March 4, 2007
Since today is Purim, I thought I would write about it for a “credit”, if you will towards my conversion. At the end is my concept I had come up with when I thought I was going to be writing the Purim play for the beginner’s shul in Manhattan.
The story of Purim begins where the heroine is humble beginnings. Esther was just a poor little orphan girl who was staying with her uncle. Meanwhile, back at the palace the current queen, Vashti, thought she didn’t even have to listen to the king.
The king held a beauty pageant and Esther was selected as the new queen. At some point, she and Mordecai turn in two traitors. This later becomes important.

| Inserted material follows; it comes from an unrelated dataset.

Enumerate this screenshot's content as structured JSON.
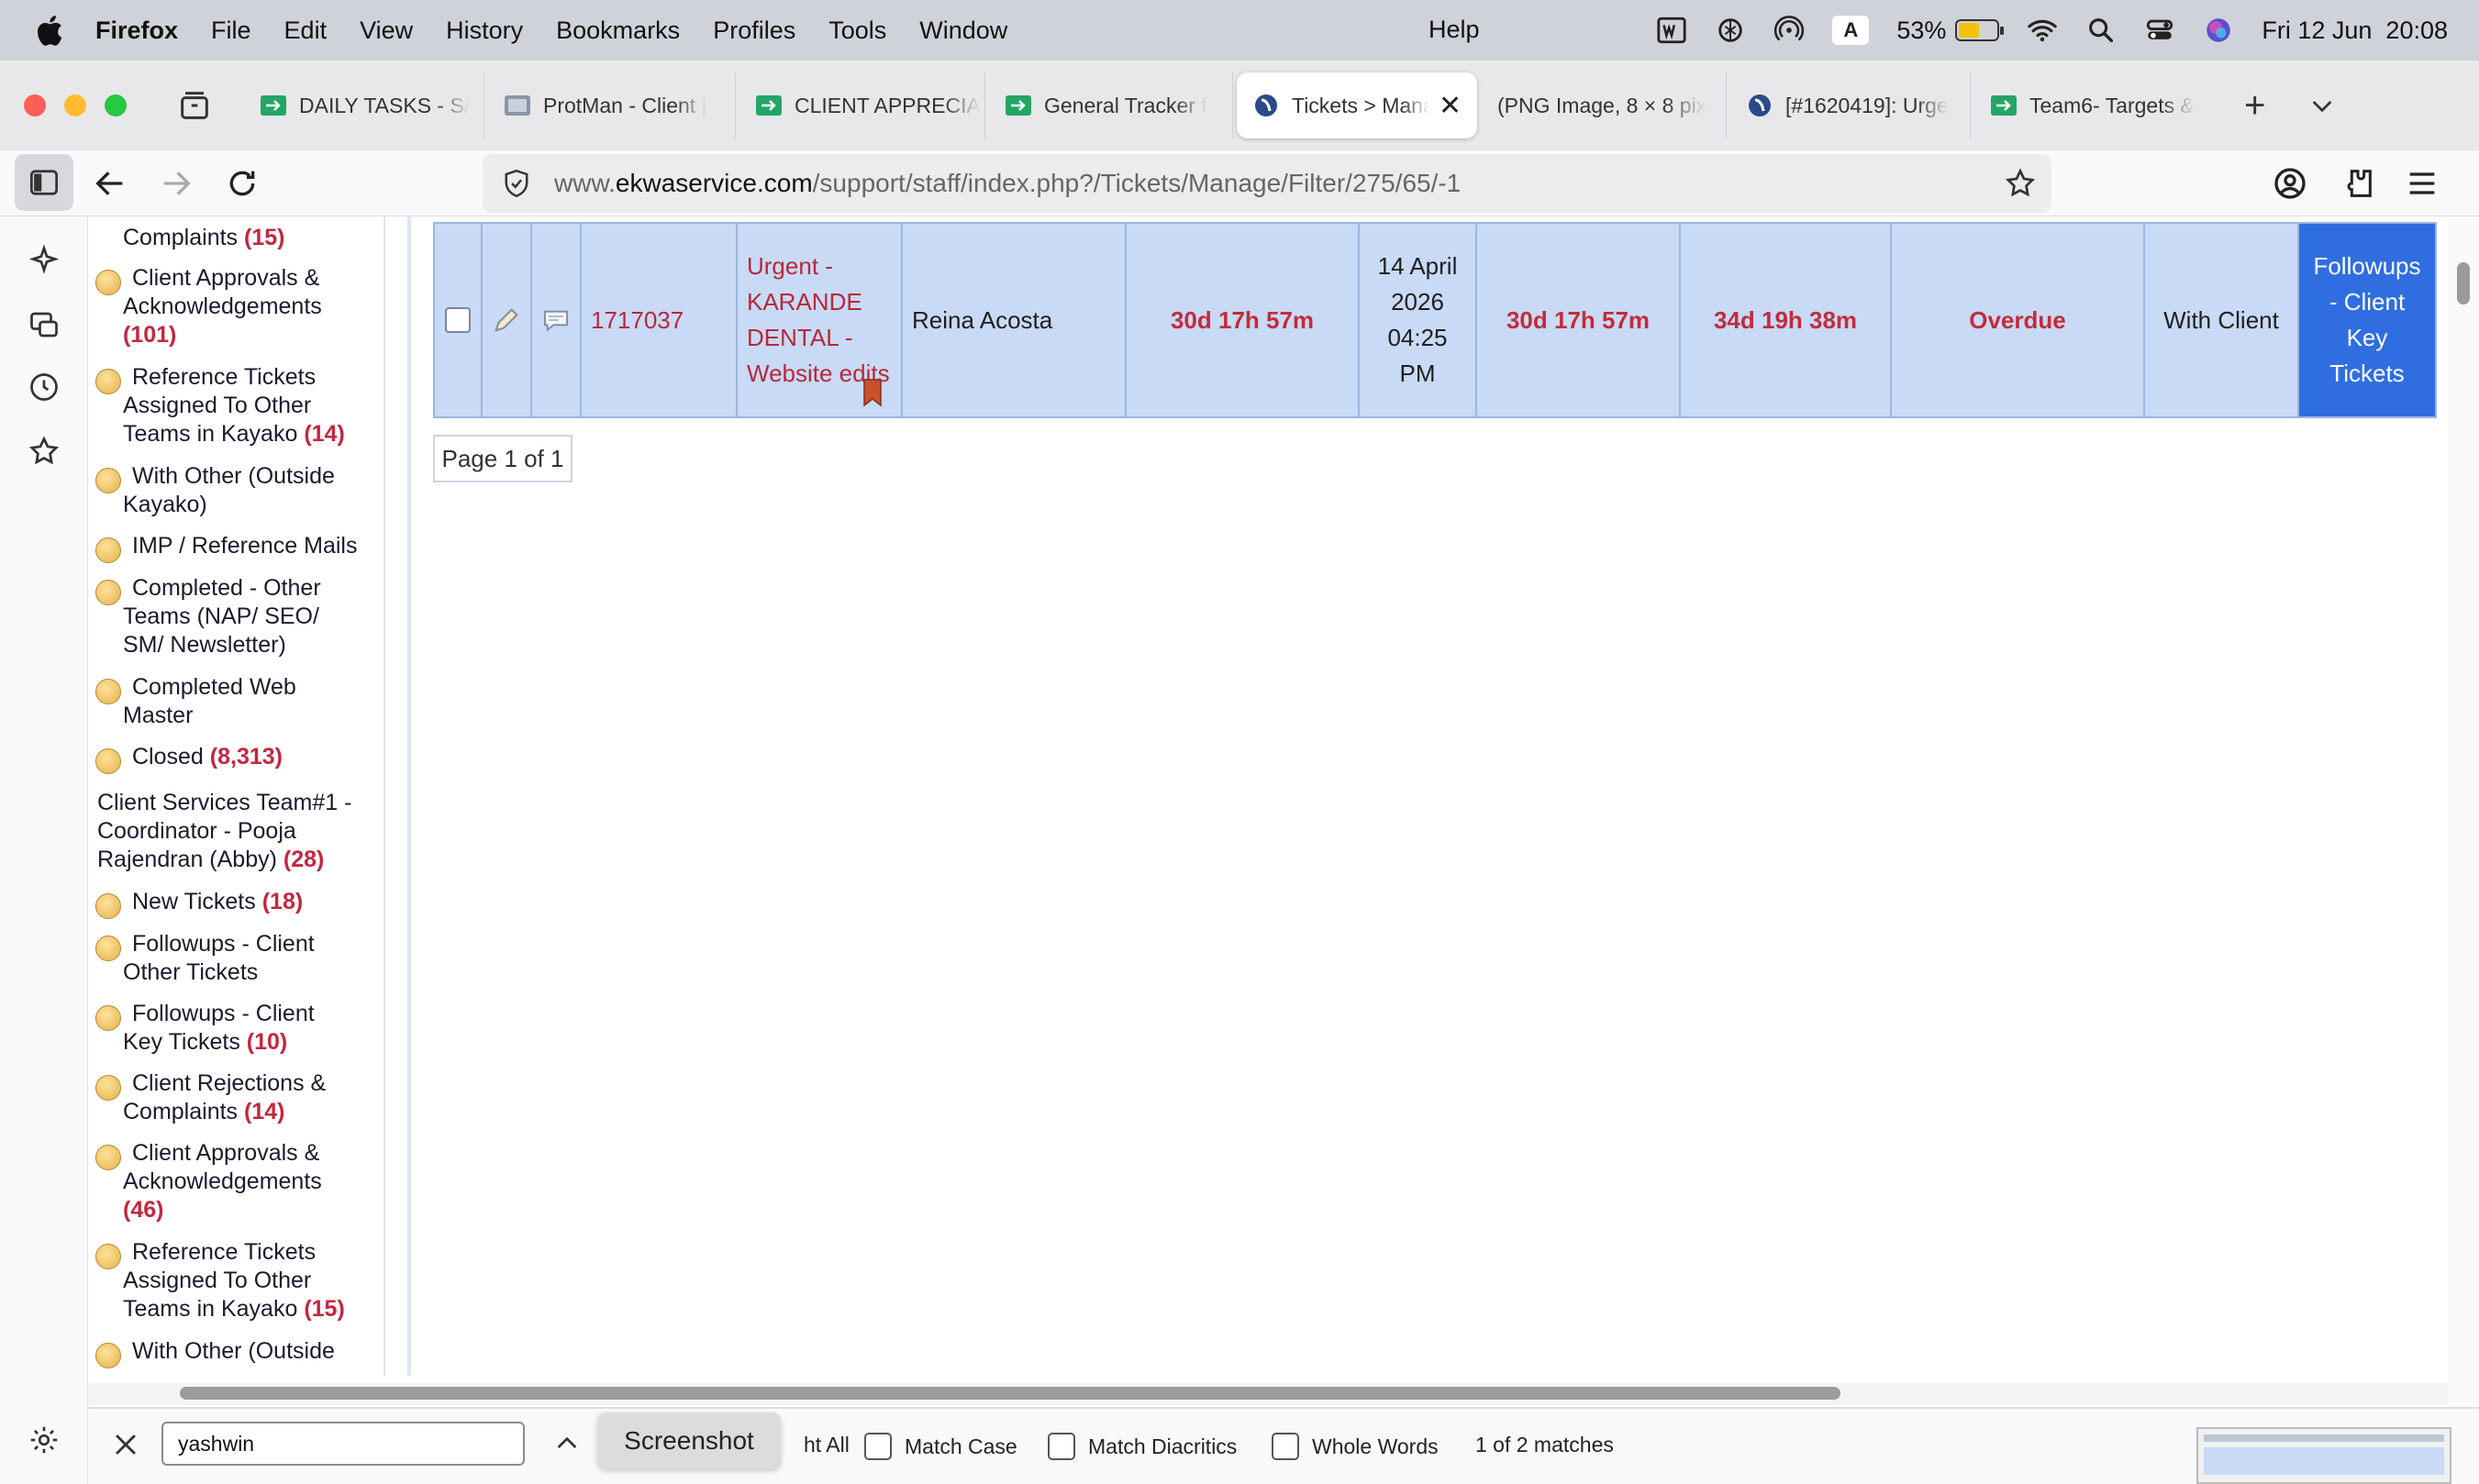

Haman who is the villain of the story, gets promoted to become Ahauverosh’s right hand man. He goes power mad and makes everyone bow down to him. For whatever reason, Mordecai won’t do it. As a result, he comes up with an elaborate plot to exterminate the Jewish people, by a lottery system, giving the holiday the Purim name since the word is related to lots or lottery.
As the story unfolds, Esther and the Jewish people fast and pray for three days. Then she goes for it... she goes to see Mordecai and is received, not put to death (well, she was his favorite) so, there’s a banquet and then another banquet and finally she tells the king who is her husband but, well, very removed, “Haman doesn’t have your best interests at heart, he’s tricking you into getting rid of the Jewish people when they haven’t done anything they’re just different, oh, and by the way, I’m Jewish so, he’s going to kill me, too.”
So, the king says, “What? You want to kill my favorite wife?” The gallows prepared for Mordecai are, in sweet justice, used for Haman instead.
Now, we celebrate with triangular cookies symbolic of Haman’s hat. The four Purim mitzvot are: listening to the megillah, gifts of food, gifts to the poor (meals preferred) and the festive meal.